Das Orchester mit seinem Dirigenten Dennis-Jens Ernst, erste Reihe, Dritter von links.
Das Orchester mit seinem Dirigenten Dennis-Jens Ernst, erste Reihe, Dritter von links. FOTO: Heiner Kamps / Rudolf Weber
Hilbringen. Werke aus dem Hochbarock und der Frühklassik hat gibt das Kammerorchester Merzig unter Leitung von Dennis-Jens Ernst am Sonntag, 2. September, 11 Uhr, in der CEB-Akademie in Hilbringen zum Besten.

Solo- und Doppelkonzerte wurden ausgesucht – unter anderem eine Komposition von Antonio Vivaldi.


Der Musikdichter des Barocks, dessen Ruhm sich von Venedig aus auf ganz Europa ausbreitete, schrieb an die 30 Konzerte für Violoncello und trug wie kein anderer dazu bei, das Cello als Soloinstrument durchzusetzen.
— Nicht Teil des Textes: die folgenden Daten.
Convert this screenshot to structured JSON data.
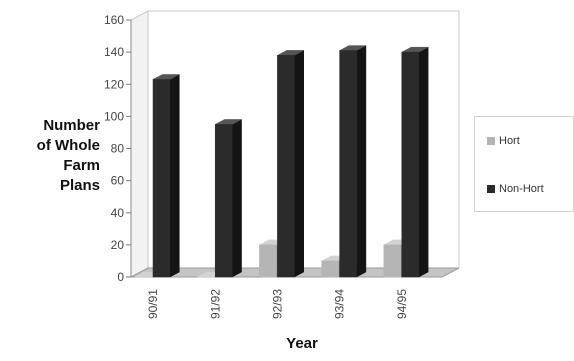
{
  "chart_data": {
    "type": "bar",
    "title": "",
    "xlabel": "Year",
    "ylabel_lines": [
      "Number",
      "of Whole",
      "Farm",
      "Plans"
    ],
    "categories": [
      "90/91",
      "91/92",
      "92/93",
      "93/94",
      "94/95"
    ],
    "series": [
      {
        "name": "Hort",
        "values": [
          0,
          0,
          20,
          10,
          20
        ],
        "color": "#b5b5b5"
      },
      {
        "name": "Non-Hort",
        "values": [
          123,
          95,
          138,
          141,
          140
        ],
        "color": "#2b2b2b"
      }
    ],
    "ylim": [
      0,
      160
    ],
    "yticks": [
      0,
      20,
      40,
      60,
      80,
      100,
      120,
      140,
      160
    ],
    "grid": false,
    "style": "3d",
    "legend_position": "right"
  }
}
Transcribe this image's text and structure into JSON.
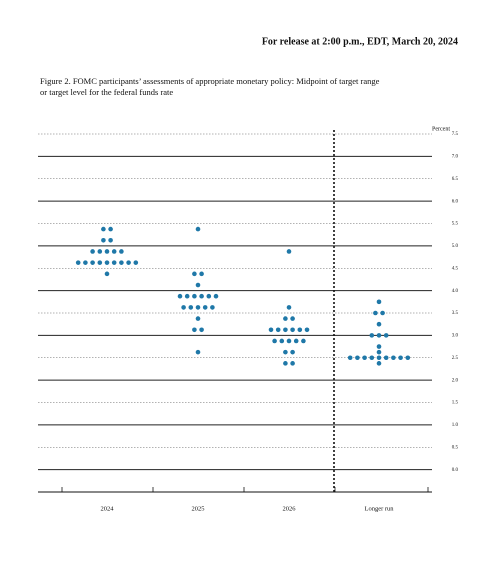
{
  "header": "For release at 2:00 p.m., EDT, March 20, 2024",
  "chart_data": {
    "type": "dot",
    "title": "Figure 2.  FOMC participants’ assessments of appropriate monetary policy:  Midpoint of target range or target level for the federal funds rate",
    "y_label": "Percent",
    "categories": [
      "2024",
      "2025",
      "2026",
      "Longer run"
    ],
    "values": [
      [
        5.375,
        5.375,
        5.125,
        5.125,
        4.875,
        4.875,
        4.875,
        4.875,
        4.875,
        4.625,
        4.625,
        4.625,
        4.625,
        4.625,
        4.625,
        4.625,
        4.625,
        4.625,
        4.375
      ],
      [
        5.375,
        4.375,
        4.375,
        4.125,
        3.875,
        3.875,
        3.875,
        3.875,
        3.875,
        3.875,
        3.625,
        3.625,
        3.625,
        3.625,
        3.625,
        3.375,
        3.125,
        3.125,
        2.625
      ],
      [
        4.875,
        3.625,
        3.375,
        3.375,
        3.125,
        3.125,
        3.125,
        3.125,
        3.125,
        3.125,
        2.875,
        2.875,
        2.875,
        2.875,
        2.875,
        2.625,
        2.625,
        2.375,
        2.375
      ],
      [
        3.75,
        3.5,
        3.5,
        3.25,
        3.0,
        3.0,
        3.0,
        2.75,
        2.625,
        2.5,
        2.5,
        2.5,
        2.5,
        2.5,
        2.5,
        2.5,
        2.5,
        2.5,
        2.375
      ]
    ],
    "color": "#1f78a8",
    "ylim": [
      -0.5,
      7.5
    ],
    "yticks": [
      {
        "value": 0,
        "label": "0.0"
      },
      0.5,
      {
        "value": 1,
        "label": "1.0"
      },
      1.5,
      {
        "value": 2,
        "label": "2.0"
      },
      2.5,
      {
        "value": 3,
        "label": "3.0"
      },
      3.5,
      {
        "value": 4,
        "label": "4.0"
      },
      4.5,
      {
        "value": 5,
        "label": "5.0"
      },
      5.5,
      {
        "value": 6,
        "label": "6.0"
      },
      6.5,
      {
        "value": 7,
        "label": "7.0"
      },
      7.5
    ],
    "grid": true
  }
}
Erklingen wird das Concerto für zwei Violoncelli, Streicher und Basso continuo in g-Moll (RV 531). Die Solisten sind Sebastian Walter und Martin Freichel. Die Solistinnen Martina Scharfe und Sigrid Mathey (Querflöte) interpretieren zudem sein Concerto für zwei Flöten und Streicher in C-Dur (RV 533).

Zentrum des Wirkens von Johann Friedrich Fasch (1688-1758) war das anhaltinische Zerbst, in dem er seit 1722 als Hofkapellmeister tätig war. In seinen Instrumentalwerken fällt die reiche Bläserbesetzung auf. Das Kammerorchester Merzig hat ein Doppelkonzert in G-Dur für Flöte, Oboe und Streicher ausgewählt. Es konzertieren Sigrid Mathey (Querflöte) und Lena Kappes (Oboe).



Solistin Lena Kappes spielt ein Oboenkonzert in B-Dur von Friedrich Christian Friese. Von ihm ist bekannt, dass er Anfang des 18. Jahrhunderts am Dresdner Hof als Geiger angestellt war. Ein Flötenkonzert in G-Dur (Solistin Martina Scharfe) des italienischen Komponisten Giovanni Battista Pergolesi (1710-1736) schließt sich an. Den Part des Continuo-Cembalos übernimmt Jürgen Fischer.

Der Eintritt für das Konzert ist frei. Spenden sind wie immer herzlich willkommen.